Catching me off guard, some of the mystical quality I've been living in for the past sixteen months is lifting.  It's dreadful - like eyes adjusting to the sun after living in solitary confinement for months.   You get used to the dark.  The sunlight's excruciating.

There is the tiniest taste of continuity between this life and that one- the one before.  There is anger and the immense desire for time travel and negotiations of all sorts are revisited.  There is the sense that all I've been doing here is rambling in the hopes that it would grant me some kind of authority which in truth I don't possess.

Maybe it's the fact that I'm actively facing the future now...that I am looking for a place to live, thinking about how I'll support us, and hearing my daughter sit coloring in the other room and say to herself aloud, "I don't remember my appa because he died."
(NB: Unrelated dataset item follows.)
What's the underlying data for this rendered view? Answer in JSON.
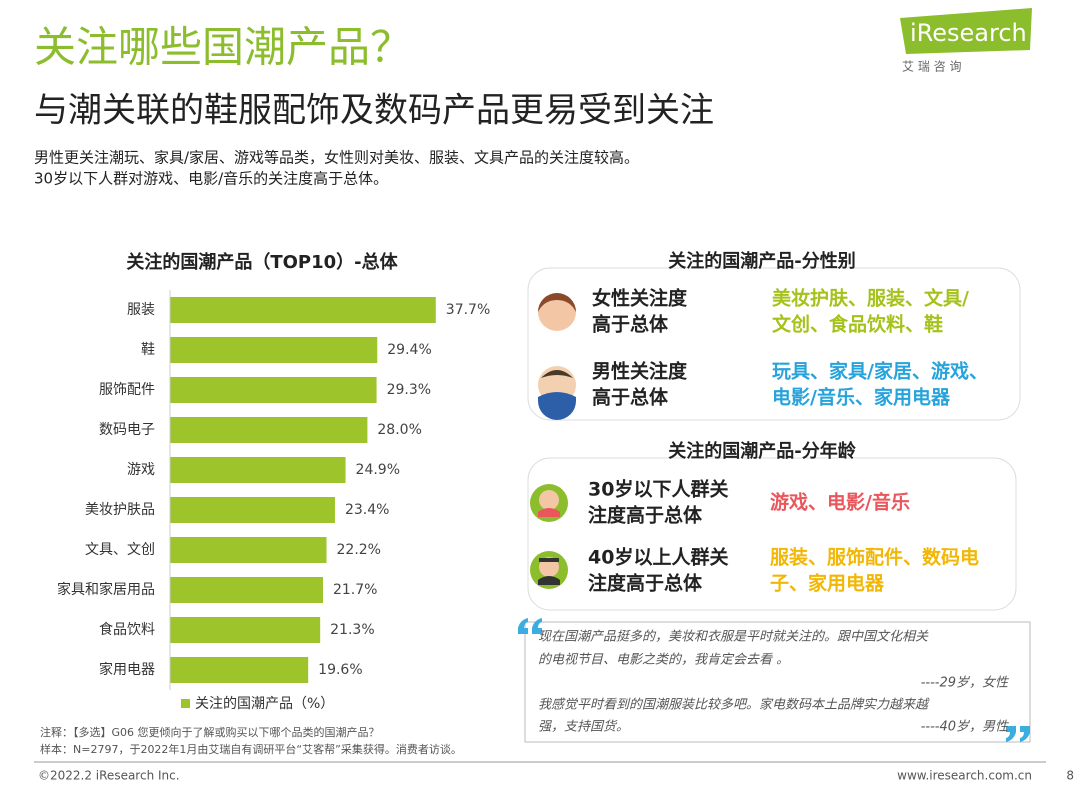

The idea that something redemptive could come from my grieving process seems foolish all of the sudden.  Hope falls flat.  You are dead, not away or traveling.  This is it.  I sit here, wearing your socks and your t-shirt...asking your photo to tell me what happened on that day- "What happened Dan?"  Shouldn't I, your wife, at least know how and why you died?  I don't want to write anymore or think about a future without you tonight.  I don't want to read any more books or take any more notes.  I am exhausted.  I am not sure I can take another step forward, so I think I will rest here for a while.